Dyane cursou o técnico integrado, em que além das disciplinas normais do Ensino Médio também são ministradas disciplinas específicas do curso escolhido. Os alunos também devem cumprir estágio e ela precisou dividir o tempo entre o estudo, o estágio e o trabalho em uma loja. "Os professores ajudaram bastante e as disciplinas exatas eu via bastante durante as aulas do curso técnico, o que facilitou na hora do vestibular", afirma.
Entre o conteúdo do curso, Dyane conta que gostou muito de aprender a fazer plantas, pois é preciso conhecer a pessoa, saber suas necessidades e o que ela espera daquele imóvel. Ela só lamenta ter tido que pagar pelo curso de AutoCAD, utilizado principalmente para a elaboração de desenhos em duas e três dimensões.
"É um curso caro e tive que pagar a parte para poder fazer, nem todos têm essa condição. Acho que o governo poderia nos oferecer, já que é fundamental para a profissão", explica.
Adaptação
Ao contrário de Dyane, a também aprovada em Engenharia Civil Jheniffer Gulart de Oliveira, de 18, não tinha intenção de fazer um curso técnico, principalmente na área de Engenharia. Porém, teria que mudar de colégio para fazer o Ensino Médio, já que não havia mais vagas no colégio Polivalente.
"Meus pais não queriam que eu fosse para outra escola e me convenceram a fazer o curso. Como só existia vaga no técnico em Edificações, acabei fazendo. O primeiro ano foi bastante difícil, no segundo fui me adaptando e no terceiro descobri que gostava dessa área. No quarto ano eu decidi prestar vestibular para Engenharia e fui aprovada na Unopar", diz.
Jheniffer entretanto, precisará aguardar mais um ano para cursar a universidade, já que não terá como arcar com os custos da graduação. "Ficaria muito difícil para mim agora, então decidi que vou trabalhar mais um ano e me preparar melhor.
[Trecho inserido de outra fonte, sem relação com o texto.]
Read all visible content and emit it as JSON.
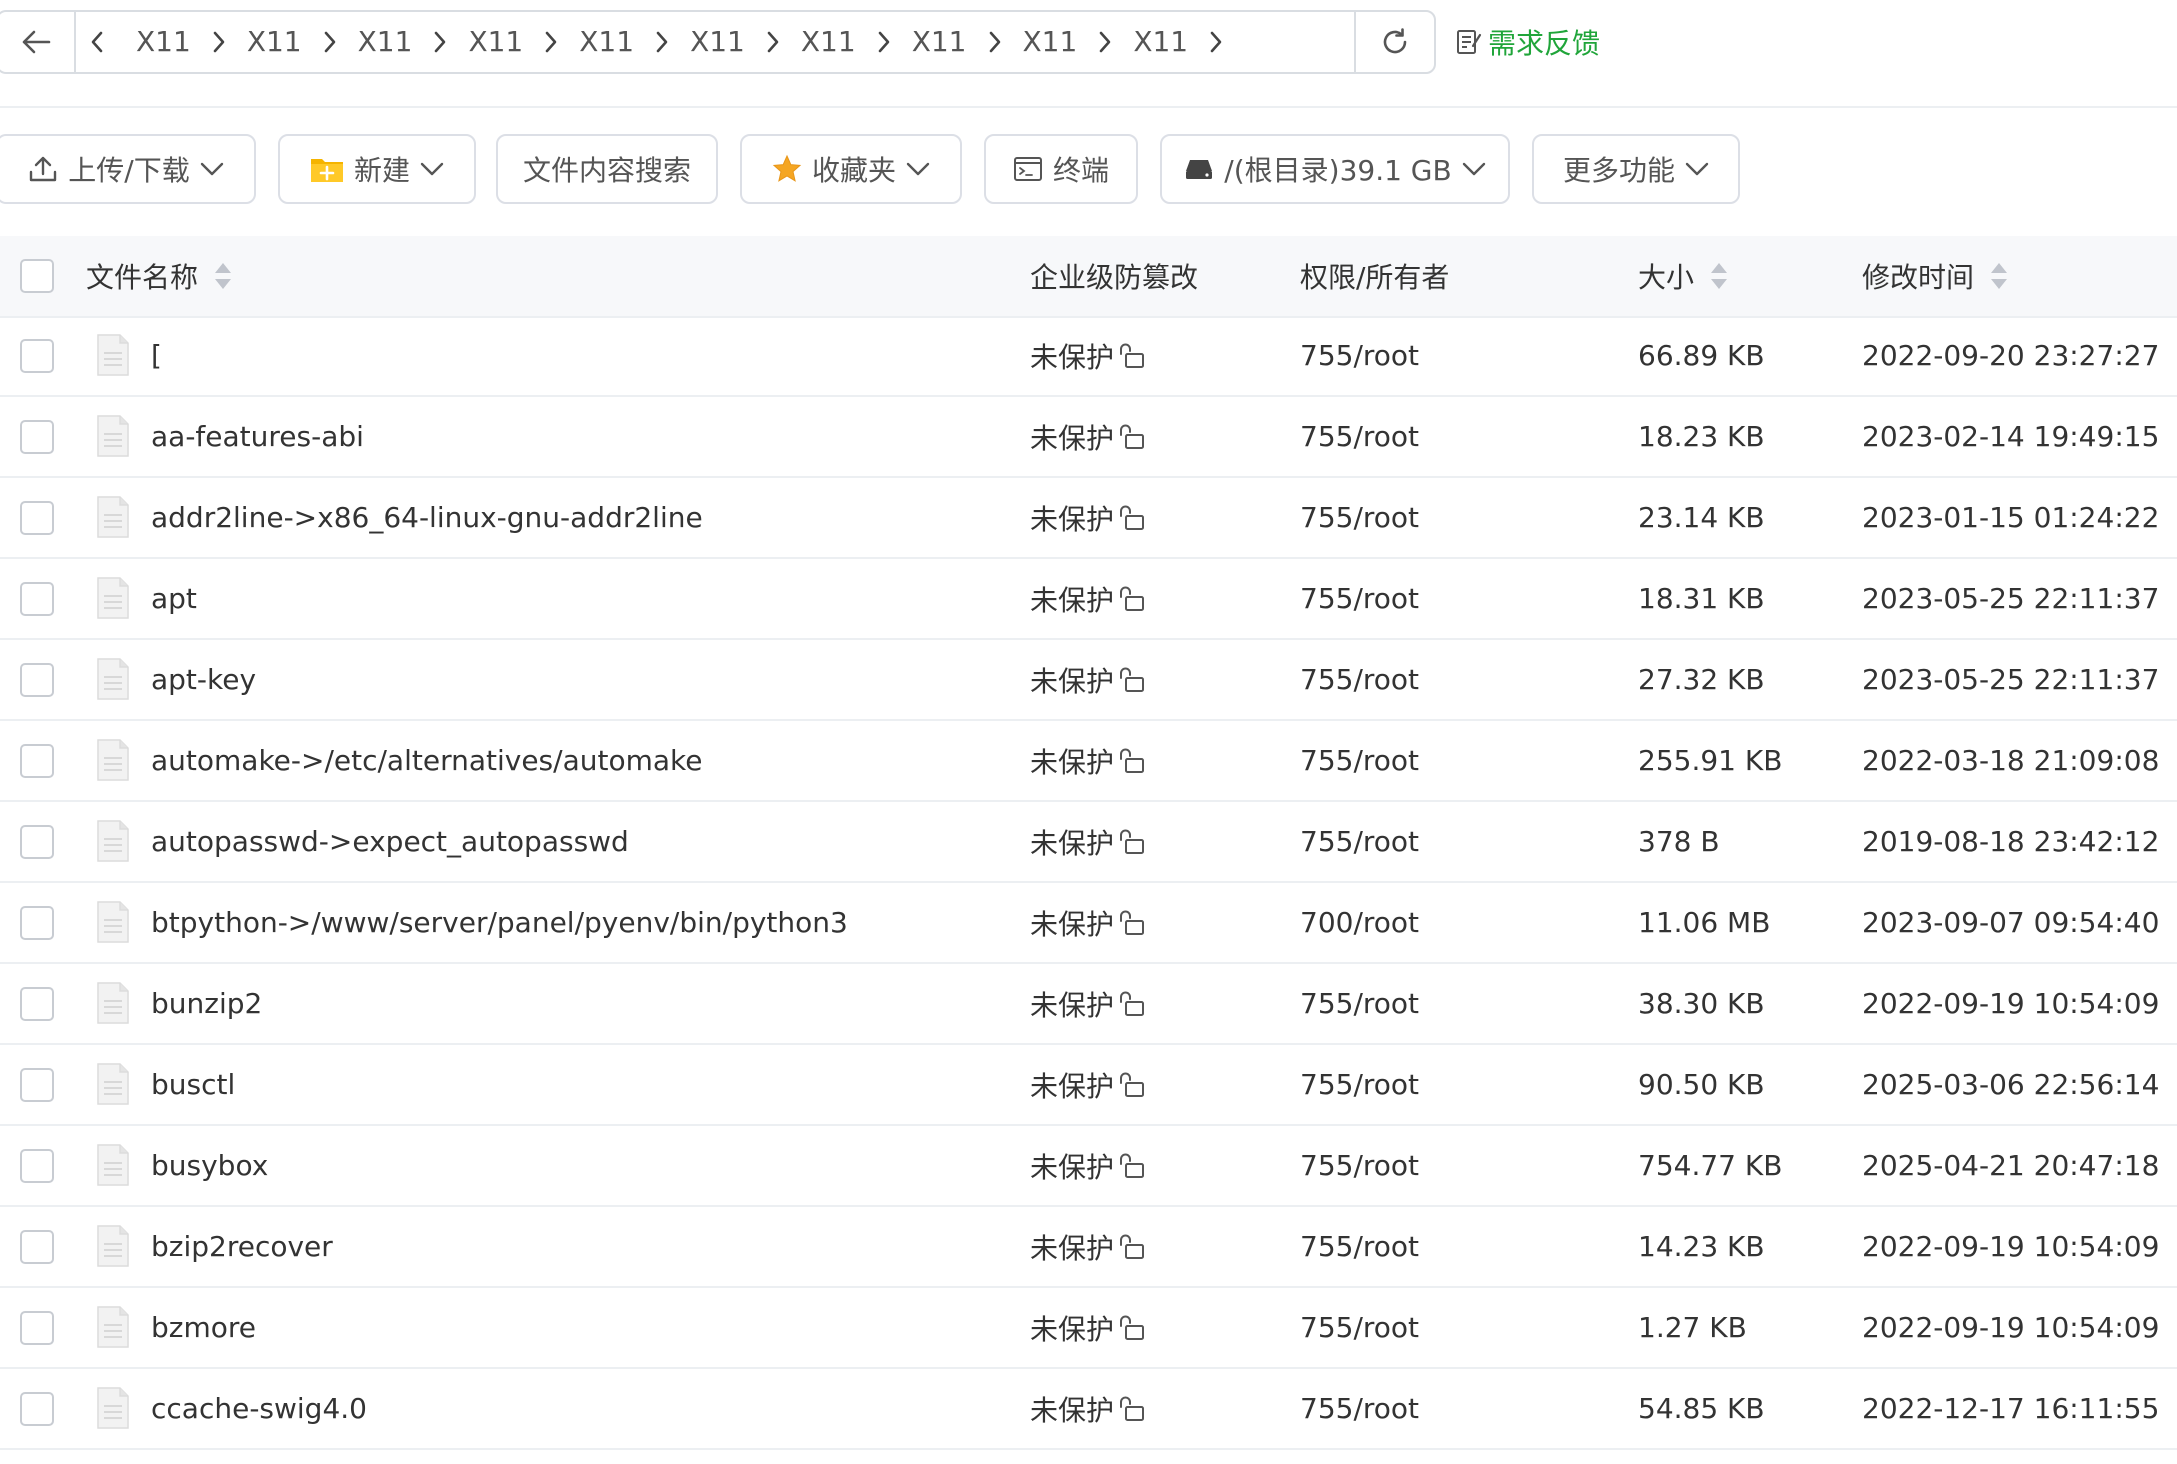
{
  "path_bar": {
    "crumbs": [
      "X11",
      "X11",
      "X11",
      "X11",
      "X11",
      "X11",
      "X11",
      "X11",
      "X11",
      "X11"
    ],
    "feedback_label": "需求反馈"
  },
  "toolbar": {
    "upload_label": "上传/下载",
    "new_label": "新建",
    "search_content_label": "文件内容搜索",
    "favorites_label": "收藏夹",
    "terminal_label": "终端",
    "disk_label": "/(根目录)39.1 GB",
    "more_label": "更多功能"
  },
  "table": {
    "headers": {
      "name": "文件名称",
      "protect": "企业级防篡改",
      "perm": "权限/所有者",
      "size": "大小",
      "mtime": "修改时间"
    },
    "rows": [
      {
        "name": "[",
        "protect": "未保护",
        "perm": "755/root",
        "size": "66.89 KB",
        "mtime": "2022-09-20 23:27:27"
      },
      {
        "name": "aa-features-abi",
        "protect": "未保护",
        "perm": "755/root",
        "size": "18.23 KB",
        "mtime": "2023-02-14 19:49:15"
      },
      {
        "name": "addr2line->x86_64-linux-gnu-addr2line",
        "protect": "未保护",
        "perm": "755/root",
        "size": "23.14 KB",
        "mtime": "2023-01-15 01:24:22"
      },
      {
        "name": "apt",
        "protect": "未保护",
        "perm": "755/root",
        "size": "18.31 KB",
        "mtime": "2023-05-25 22:11:37"
      },
      {
        "name": "apt-key",
        "protect": "未保护",
        "perm": "755/root",
        "size": "27.32 KB",
        "mtime": "2023-05-25 22:11:37"
      },
      {
        "name": "automake->/etc/alternatives/automake",
        "protect": "未保护",
        "perm": "755/root",
        "size": "255.91 KB",
        "mtime": "2022-03-18 21:09:08"
      },
      {
        "name": "autopasswd->expect_autopasswd",
        "protect": "未保护",
        "perm": "755/root",
        "size": "378 B",
        "mtime": "2019-08-18 23:42:12"
      },
      {
        "name": "btpython->/www/server/panel/pyenv/bin/python3",
        "protect": "未保护",
        "perm": "700/root",
        "size": "11.06 MB",
        "mtime": "2023-09-07 09:54:40"
      },
      {
        "name": "bunzip2",
        "protect": "未保护",
        "perm": "755/root",
        "size": "38.30 KB",
        "mtime": "2022-09-19 10:54:09"
      },
      {
        "name": "busctl",
        "protect": "未保护",
        "perm": "755/root",
        "size": "90.50 KB",
        "mtime": "2025-03-06 22:56:14"
      },
      {
        "name": "busybox",
        "protect": "未保护",
        "perm": "755/root",
        "size": "754.77 KB",
        "mtime": "2025-04-21 20:47:18"
      },
      {
        "name": "bzip2recover",
        "protect": "未保护",
        "perm": "755/root",
        "size": "14.23 KB",
        "mtime": "2022-09-19 10:54:09"
      },
      {
        "name": "bzmore",
        "protect": "未保护",
        "perm": "755/root",
        "size": "1.27 KB",
        "mtime": "2022-09-19 10:54:09"
      },
      {
        "name": "ccache-swig4.0",
        "protect": "未保护",
        "perm": "755/root",
        "size": "54.85 KB",
        "mtime": "2022-12-17 16:11:55"
      }
    ]
  },
  "colors": {
    "accent_green": "#20a53a",
    "border": "#dcdfe6",
    "header_bg": "#f7f8fa",
    "folder_yellow": "#f5b400"
  },
  "icons": [
    "arrow-left-icon",
    "chevron-left-icon",
    "chevron-right-icon",
    "refresh-icon",
    "feedback-icon",
    "upload-icon",
    "folder-plus-icon",
    "star-icon",
    "terminal-icon",
    "disk-icon",
    "chevron-down-icon",
    "sort-icon",
    "file-icon",
    "lock-open-icon"
  ]
}
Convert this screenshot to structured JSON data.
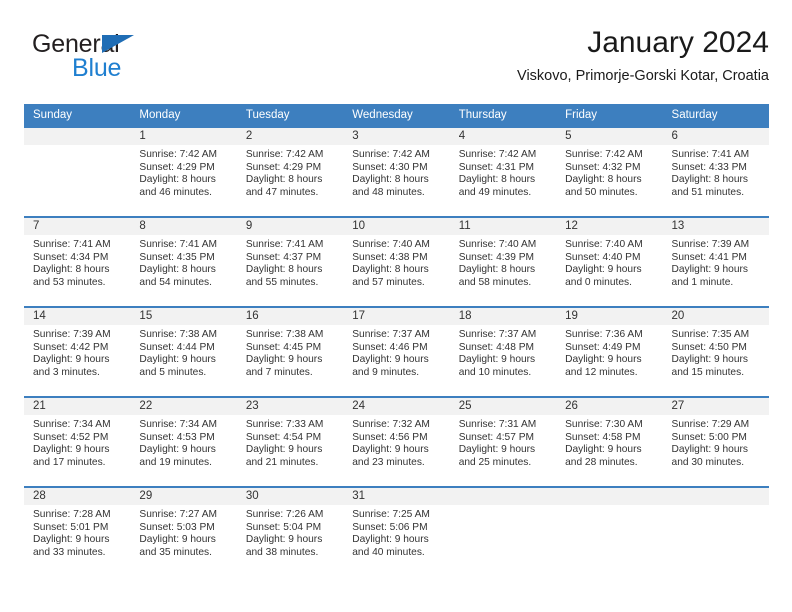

Enquanto isso pretendo fazer o curso de AutoCAD, que é bem importante para nós e não tivemos no colégio. Se eu passei uma vez, tenho fé que passarei duas", diz.
Segundo Antônio Carlos Camargo, diretor do Polivalente, neste ano até o momento 24 alunos foram aprovados nos vestibulares de diversos instituições. "Cerca de 50 alunos prestaram vestibular, então tivemos um aproveitamento de aproximadamente 50%. Dos quatro alunos do curso técnico em Edificações que prestaram vestibular todos foram aprovados. Isso sem levar em conta quem está usando o Enem. Nossos professores ministram os conteúdos previstos mas procuram enfocar o que eles acreditam que seja importante para o vestibular."